The purpose of a magnetic field is to shield against solar winds, which are relativistic ions produced by our Sun. This is a typical O'Neill cylinder with 4 islands. I'm looking for a cost effective and reliable way to simulate Earth's strength magnetic field for an O'Neill cylinder, which does not interfere with any instruments.

sketch of O'Neill cylinder

Image is taken from bagtagger@deviantart.

  • $\begingroup$ What instruments are you talking about? Having a magnetic field will always interfere with any readings. Instruments on earth are built to compensate for our magnetic field if necessary - your cylindrists (witty me) will have to do the same - but that would be obvious, so what's the actual question? $\endgroup$
    – dot_Sp0T
    Sep 26, 2017 at 6:46
  • $\begingroup$ I agree with @dot_Sp0T: what is the issue? Compensating for the magnetic field of a ship is ancient technology. If you know what kind of field you are creating, then you simply subtract that from your readings. There is no issue here. $\endgroup$
    – MichaelK
    Sep 26, 2017 at 6:49
  • $\begingroup$ @dot_Sp0T: compared to Earth the O'Neill cylinder is much smaller and to erect and maintain an Earth strength magnetic field at a certain height will be difficult. $\endgroup$
    – user6760
    Sep 26, 2017 at 6:55
  • $\begingroup$ @user6760 so you're actually looking for a way to generate a stable magnetic field :D $\endgroup$
    – dot_Sp0T
    Sep 26, 2017 at 6:57
  • $\begingroup$ @dot_Sp0T: yes, most probably artificial one but should be at least as useful as Earth's. $\endgroup$
    – user6760
    Sep 26, 2017 at 6:58

3 Answers 3


You have better to place your shield far from the cylinder (sunward, of course) and have the cylinder itself in the magnetotail, something similar to the NASA proposed gimmick to protect Mars terraforming.

This way you will:

  • need a weaker field
  • have it far from habitat and thus:
    • have a far weaker local magnetic field
    • have a far more uniform local magnetic field (way easier to compensate)
  • 1
    $\begingroup$ One thing the OP seems to forget is the O'Neil colony designs relied on the mass of the construct itself to provide protection from radiation. A magnetic shield would reduce the mass required for the colony, but add complexity in terms of extra equipment and station keeping of the magnetic shield device. $\endgroup$
    – Thucydides
    Sep 26, 2017 at 9:39
  • $\begingroup$ @Thucydides Space engineers will swap out mass for complexity in their sleep $\endgroup$ Sep 27, 2019 at 14:00

It will always interfere with instruments, but so long as it's either constant or predictable, then it can be filtered out from the instruments readings.

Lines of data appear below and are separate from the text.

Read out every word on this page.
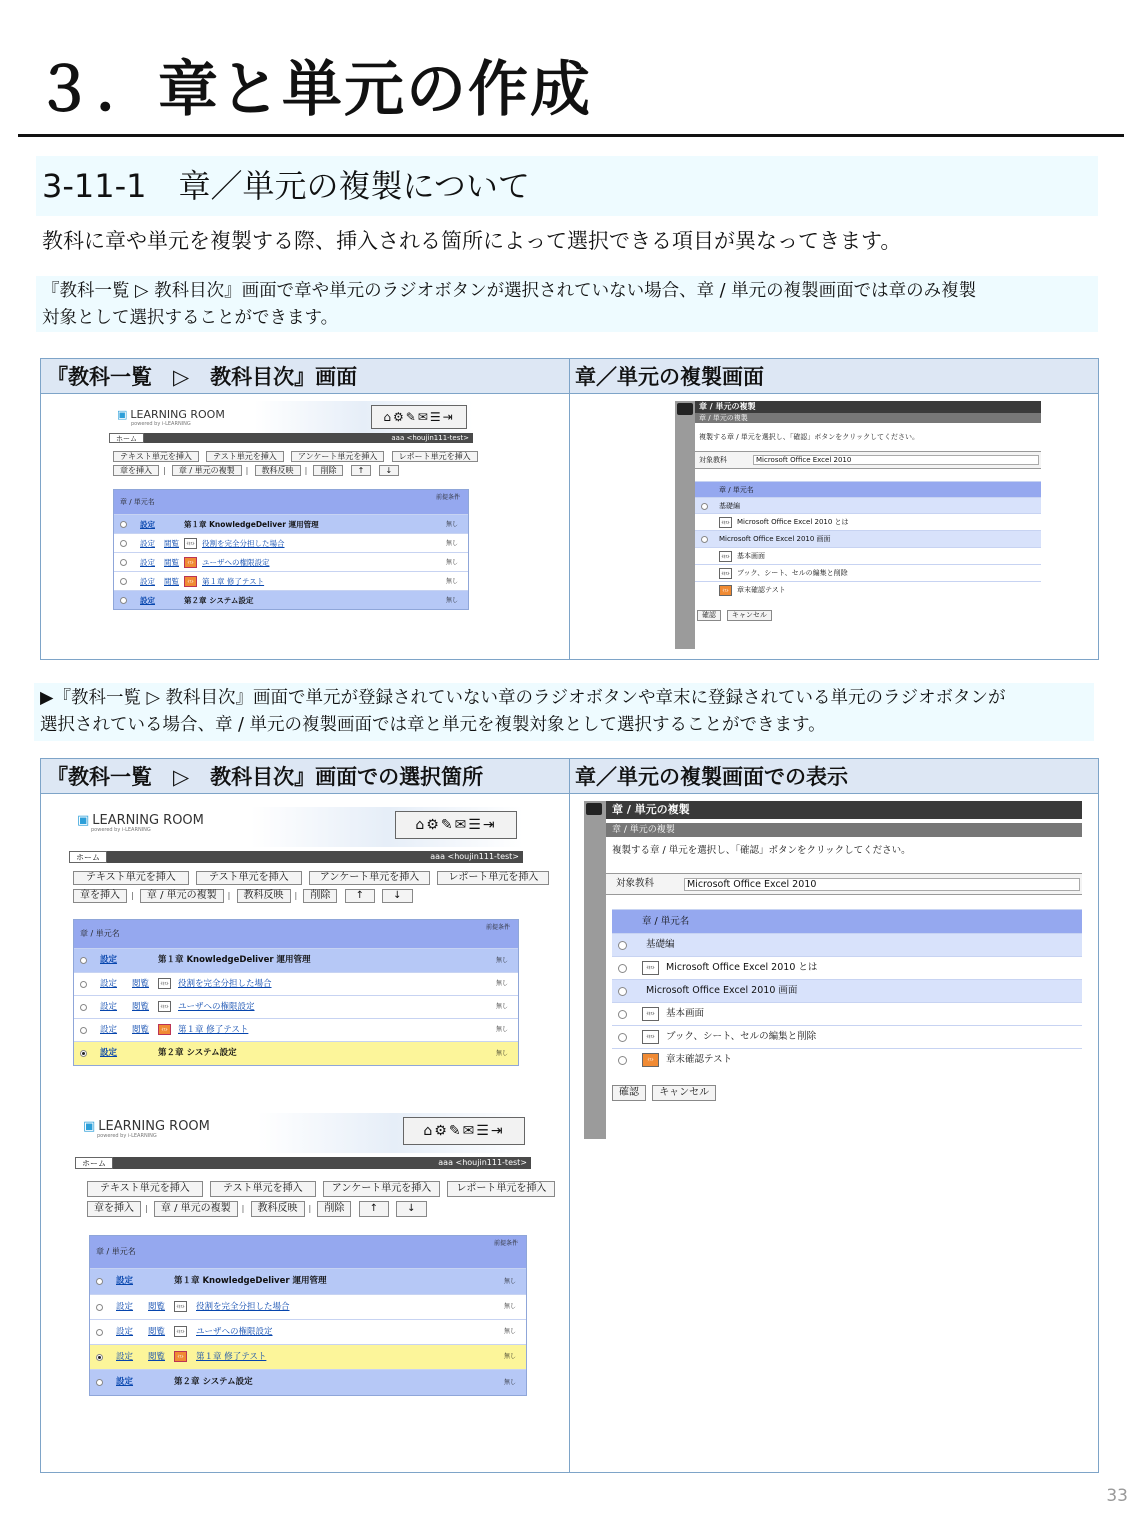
３．章と単元の作成
3-11-1　章／単元の複製について
教科に章や単元を複製する際、挿入される箇所によって選択できる項目が異なってきます。
『教科一覧 ▷ 教科目次』画面で章や単元のラジオボタンが選択されていない場合、章 / 単元の複製画面では章のみ複製
対象として選択することができます。
『教科一覧　▷　教科目次』画面	章／単元の複製画面
▣ LEARNING ROOM
powered by i-LEARNING	⌂⚙✎✉☰⇥
ホーム	aaa <houjin111-test>
テキスト単元を挿入	テスト単元を挿入	アンケート単元を挿入	レポート単元を挿入
章を挿入 | 章 / 単元の複製 | 教科反映 | 削除	↑	↓
章 / 単元名
前提条件
設定	第１章 KnowledgeDeliver 運用管理	無し
設定 閲覧	ﾃｷｽﾄ	役割を完全分担した場合	無し
設定 閲覧	ﾃｽﾄ	ユーザへの権限設定	無し
設定 閲覧	ﾃｽﾄ	第１章 修了テスト	無し
設定	第２章 システム設定	無し
章 / 単元の複製
章 / 単元の複製
複製する章 / 単元を選択し、「確認」ボタンをクリックしてください。
対象教科	Microsoft Office Excel 2010
章 / 単元名
基礎編
ﾃｷｽﾄ	Microsoft Office Excel 2010 とは
Microsoft Office Excel 2010 画面
ﾃｷｽﾄ	基本画面
ﾃｷｽﾄ	ブック、シート、セルの編集と削除
ﾃｽﾄ	章末確認テスト
確認 キャンセル
▶『教科一覧 ▷ 教科目次』画面で単元が登録されていない章のラジオボタンや章末に登録されている単元のラジオボタンが
選択されている場合、章 / 単元の複製画面では章と単元を複製対象として選択することができます。
『教科一覧　▷　教科目次』画面での選択箇所	章／単元の複製画面での表示
▣ LEARNING ROOM
powered by i-LEARNING	⌂⚙✎✉☰⇥
ホーム	aaa <houjin111-test>
テキスト単元を挿入	テスト単元を挿入	アンケート単元を挿入	レポート単元を挿入
章を挿入 | 章 / 単元の複製 | 教科反映 | 削除	↑	↓
章 / 単元名
前提条件
設定	第１章 KnowledgeDeliver 運用管理	無し
設定 閲覧	ﾃｷｽﾄ 役割を完全分担した場合	無し
設定 閲覧	ﾃｷｽﾄ ユーザへの権限設定	無し
設定 閲覧	ﾃｽﾄ	第１章 修了テスト	無し
設定	第２章 システム設定	無し
▣ LEARNING ROOM
powered by i-LEARNING	⌂⚙✎✉☰⇥
ホーム	aaa <houjin111-test>
テキスト単元を挿入	テスト単元を挿入	アンケート単元を挿入	レポート単元を挿入
章を挿入 | 章 / 単元の複製 | 教科反映 | 削除	↑	↓
章 / 単元名
前提条件
設定	第１章 KnowledgeDeliver 運用管理	無し
設定 閲覧	ﾃｷｽﾄ 役割を完全分担した場合	無し
設定 閲覧	ﾃｷｽﾄ ユーザへの権限設定	無し
設定 閲覧	ﾃｽﾄ	第１章 修了テスト	無し
設定	第２章 システム設定	無し
章 / 単元の複製
章 / 単元の複製
複製する章 / 単元を選択し、「確認」ボタンをクリックしてください。
対象教科	Microsoft Office Excel 2010
章 / 単元名
基礎編
ﾃｷｽﾄ	Microsoft Office Excel 2010 とは
Microsoft Office Excel 2010 画面
ﾃｷｽﾄ	基本画面
ﾃｷｽﾄ	ブック、シート、セルの編集と削除
ﾃｽﾄ	章末確認テスト
確認 キャンセル
33
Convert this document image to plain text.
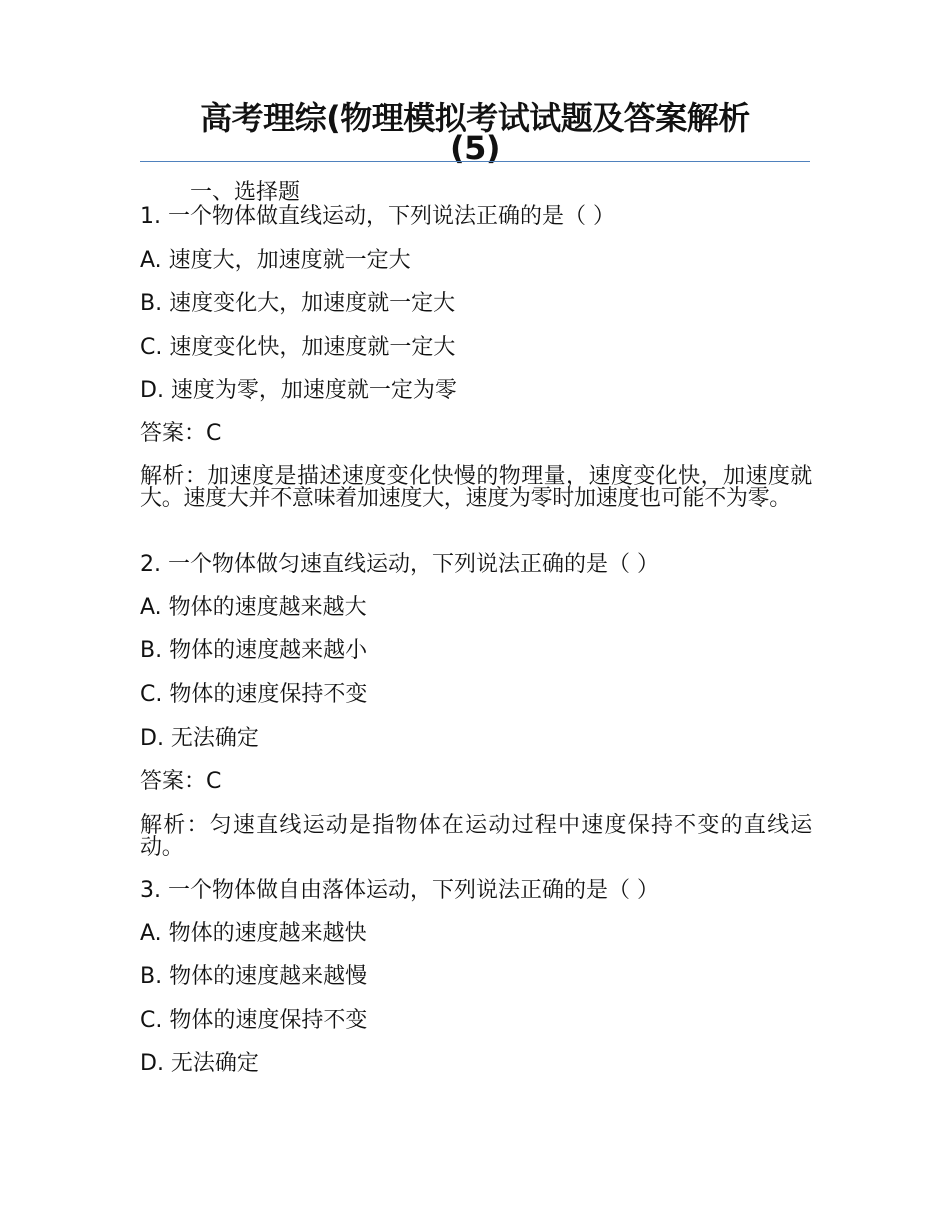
高考理综(物理模拟考试试题及答案解析
(5)
一、选择题
1. 一个物体做直线运动，下列说法正确的是（ ）
A. 速度大，加速度就一定大
B. 速度变化大，加速度就一定大
C. 速度变化快，加速度就一定大
D. 速度为零，加速度就一定为零
答案：C
解析：加速度是描述速度变化快慢的物理量，速度变化快，加速度就大。速度大并不意味着加速度大，速度为零时加速度也可能不为零。
2. 一个物体做匀速直线运动，下列说法正确的是（ ）
A. 物体的速度越来越大
B. 物体的速度越来越小
C. 物体的速度保持不变
D. 无法确定
答案：C
解析：匀速直线运动是指物体在运动过程中速度保持不变的直线运动。
3. 一个物体做自由落体运动，下列说法正确的是（ ）
A. 物体的速度越来越快
B. 物体的速度越来越慢
C. 物体的速度保持不变
D. 无法确定
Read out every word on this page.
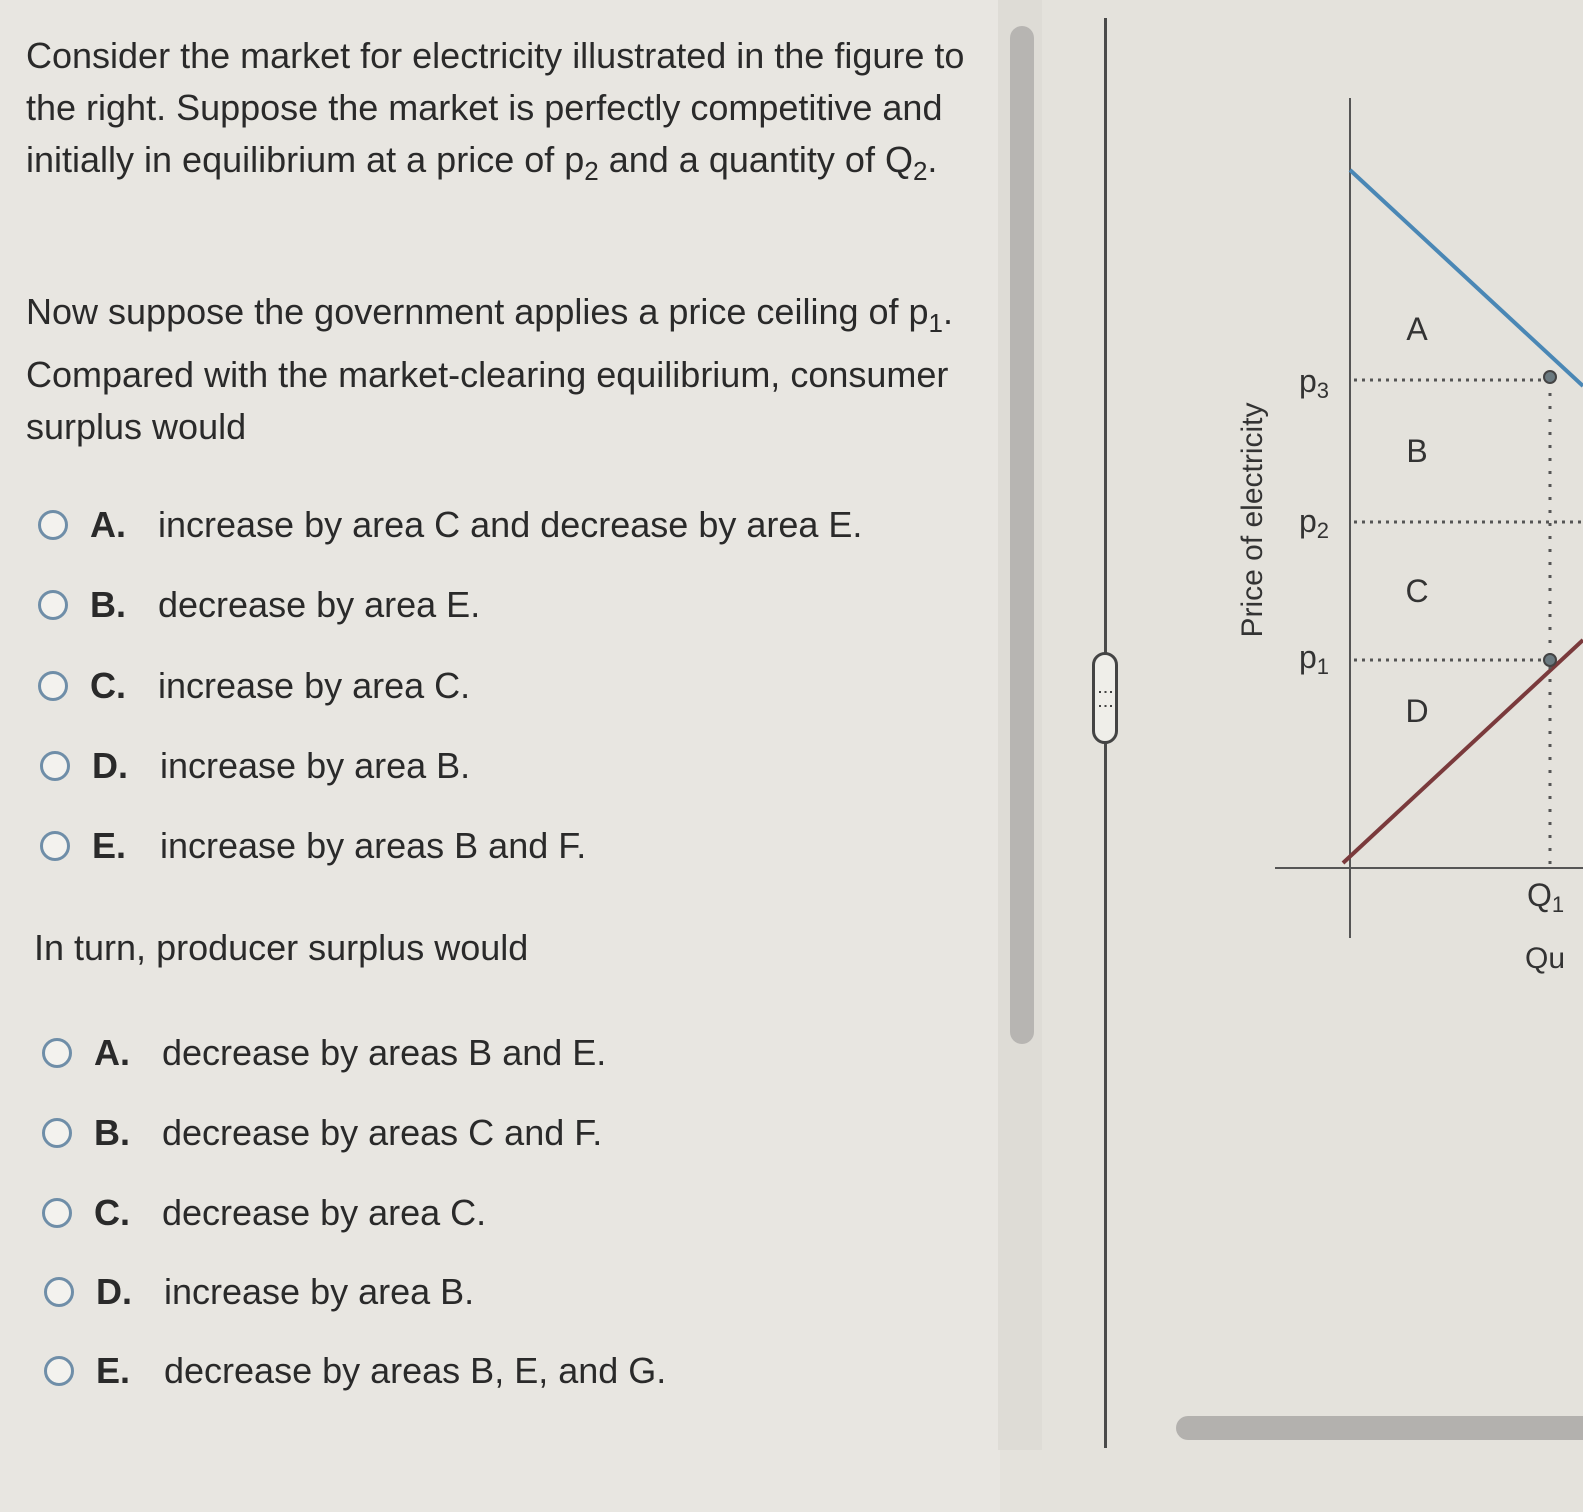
Consider the market for electricity illustrated in the figure to the right. Suppose the market is perfectly competitive and initially in equilibrium at a price of $p_2$ and a quantity of $Q_2$.

Now suppose the government applies a price ceiling of $p_1$. Compared with the market-clearing equilibrium, consumer surplus would

A. increase by area C and decrease by area E.
B. decrease by area E.
C. increase by area C.
D. increase by area B.
E. increase by areas B and F.

In turn, producer surplus would

A. decrease by areas B and E.
B. decrease by areas C and F.
C. decrease by area C.
D. increase by area B.
E. decrease by areas B, E, and G.
⋮⋮
Price of electricity
p3
p2
p1
A
B
C
D
Q1
Qu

This is how a lot of earth based astronomy is performed, as earth has a magnetic field, it's atmosphere gets in the way of our images (and spectroscopy etc). But readings take from Earth are still useful because we can predict the impact on the readings, and subtract them from the result.

So how to generate it? A nuclear reactor and an electromagnet is one way - but that'd be power hungry. However you would have to constantly feed power into whatever magnetisation system you're using. Each particle it turns away from the ship will weaken it slightly. [work = force * distance. Force != 0 (it turns away), distance != 0 (the particle is moving while force is applied) therefore work != 0. If work != 0, then energy input is required].

Probably more efficient than a nuclear reactor and electromagnet running all the time is to use the reactor/electromagnet to magnetise a bar of iron. Then you can turn the reactor off until the iron is demagnetised to no longer be useful. You remagnetise it, and off you go again.


If you make the hull in a ferromagnetic alloy then the spin you put on it to generate internal pseudo-gravity will generate a magnetic field for the habitat as well. As to instrumental stability issues I think you've got to pick the lesser of two evils, is solar bombardment shorting out circuits more of an issues or magnetic distortions from the shielding? Any instruments that work reliably on Earth is probably going to be okay, really sensitive instruments are going to need a Faraday Cage but they probably do anyway.